SAN FRANSISCO CA, USA - Uncertainty that AOL’s Netscape browser is dead ended yesterday, with the layoff of 50 Netscape employees, the official delegation of Mozilla development to a non-profit organization, and the removal of Netscape logos from corporate buildings. Few analysts are surprised, although some are disappointed.
“This is terrible,” said one analyst, fighting off tears. “Why didn’t people realize that just because Internet Explorer comes with their computers doesn’t mean it’s good!” This analyst’s question is valid, but not very hard to answer. Since AOL purchased Netscape in 1998, the open-source project they founded, Mozilla, has been producing the new version of Netscape for them so they could use it in their AOL Internet software instead of Explorer. Reportedly, however, Netscape users became impatient in the meantime. “They made us wait two years for Netscape 6,” complained one former Netscape user. “I mean, I can wait two years for something good. I waited two years for Mac OS X… but Netscape 6.0 blew chunks.”

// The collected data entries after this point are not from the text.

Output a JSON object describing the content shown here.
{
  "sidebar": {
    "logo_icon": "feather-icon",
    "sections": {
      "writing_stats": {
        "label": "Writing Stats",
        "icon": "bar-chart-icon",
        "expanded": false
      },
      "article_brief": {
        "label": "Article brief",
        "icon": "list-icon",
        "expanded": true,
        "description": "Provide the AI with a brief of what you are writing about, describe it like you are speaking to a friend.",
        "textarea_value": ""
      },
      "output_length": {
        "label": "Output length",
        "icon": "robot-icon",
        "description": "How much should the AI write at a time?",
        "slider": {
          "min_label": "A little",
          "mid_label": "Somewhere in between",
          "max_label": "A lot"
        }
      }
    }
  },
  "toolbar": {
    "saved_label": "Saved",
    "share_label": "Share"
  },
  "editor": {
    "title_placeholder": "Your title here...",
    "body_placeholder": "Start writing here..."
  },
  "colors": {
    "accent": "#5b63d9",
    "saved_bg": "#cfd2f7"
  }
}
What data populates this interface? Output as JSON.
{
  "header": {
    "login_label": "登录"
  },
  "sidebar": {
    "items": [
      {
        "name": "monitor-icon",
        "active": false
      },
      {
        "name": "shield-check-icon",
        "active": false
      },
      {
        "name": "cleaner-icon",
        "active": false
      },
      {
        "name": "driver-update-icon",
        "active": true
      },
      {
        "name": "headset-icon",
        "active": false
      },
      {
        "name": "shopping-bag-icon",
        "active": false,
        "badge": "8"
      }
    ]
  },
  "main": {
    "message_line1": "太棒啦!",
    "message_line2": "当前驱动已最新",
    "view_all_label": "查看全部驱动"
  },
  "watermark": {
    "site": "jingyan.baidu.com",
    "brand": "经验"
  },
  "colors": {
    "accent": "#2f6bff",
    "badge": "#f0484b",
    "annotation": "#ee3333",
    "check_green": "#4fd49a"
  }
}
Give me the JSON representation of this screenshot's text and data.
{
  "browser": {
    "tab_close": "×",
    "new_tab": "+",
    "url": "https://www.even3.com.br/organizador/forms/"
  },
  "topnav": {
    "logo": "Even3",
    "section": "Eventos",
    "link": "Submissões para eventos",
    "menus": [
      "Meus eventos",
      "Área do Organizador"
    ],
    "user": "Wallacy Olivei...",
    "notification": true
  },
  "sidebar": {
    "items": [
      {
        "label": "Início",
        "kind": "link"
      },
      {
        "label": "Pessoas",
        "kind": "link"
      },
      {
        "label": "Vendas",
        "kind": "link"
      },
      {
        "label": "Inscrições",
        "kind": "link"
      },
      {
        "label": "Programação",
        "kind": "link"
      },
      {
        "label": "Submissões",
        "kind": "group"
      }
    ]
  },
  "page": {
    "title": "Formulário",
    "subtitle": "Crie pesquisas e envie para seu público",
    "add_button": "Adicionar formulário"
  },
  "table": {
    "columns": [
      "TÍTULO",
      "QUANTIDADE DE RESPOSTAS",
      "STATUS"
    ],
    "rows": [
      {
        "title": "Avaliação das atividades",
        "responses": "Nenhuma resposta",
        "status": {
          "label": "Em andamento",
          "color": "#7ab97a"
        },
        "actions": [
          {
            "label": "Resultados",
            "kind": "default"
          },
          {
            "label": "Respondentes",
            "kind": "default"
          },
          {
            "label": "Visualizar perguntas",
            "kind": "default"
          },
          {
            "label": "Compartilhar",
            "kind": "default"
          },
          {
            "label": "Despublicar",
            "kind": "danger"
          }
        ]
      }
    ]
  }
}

The quality of Netscape 6, however, wasn’t surprising. In 1998, AOL purchased Netscape Communications for 4.2 billion dollars, which in hindsight seems like a pretty good deal for Netscape. When this happened, the open-source foundation they started to make Netscape 6 decided to start from scratch. “Not only did they decide to start from scratch,” explained one expert, “they decided to make the most complicated and full-featured browser ever. So, wtf? Of course it sucked only two years later. They were working for free!” Not only was the software not ready, AOL added a lot of extra advertisements and add-ons, slowing it down further. To try and give this newly developing Netscape a chance, AOL pushed hard in a lawsuit against Microsoft, saying MS used unfair business practices to get dominance.
In May of this year, AOL disappointed the world when it came out that the conclusion of their lawsuit against Microsoft was that, rather than giving Netscape a fighting chance, Internet Explorer would be included in all their software, essentially making Netscape redundant. “Not that anyone wanted AOL’s software to be any better,” one analyst lamented, “people wanted even less for Microsoft to lose that one final reason to try and make IE better. Compared to the innovations that have come out of browsers like Mozilla, Safari, and Opera, Internet Explorer seems like a mouldy slab of swiss cheese, and all Microsoft is doing is occasionally plugging some of the holes with more cheese.”
The question is, what is the future of Netscape? There isn’t one, really. The brand will continue to exist, and you can still download Netscape 7.1 (which is just Mozilla 1.4 with extra advertisements and popup ad blocking turned off) but new versions of Netscape will be unlikely. Our personal technology expert had one final comment. “Although the software will still be developed and improved as Mozilla just like it always has, and there was nothing better about having Netscape instead of Mozilla anyway, Netscape was just so high profile. It’ll be sad to see that many more people using Explorer.”
The author of this article has used Mozilla at work and home, for Windows and Mac, for about a year now. Although it doesn’t suck, he still recommends Safari for Mac users, since it’s faster than a Porche 911 Turbo.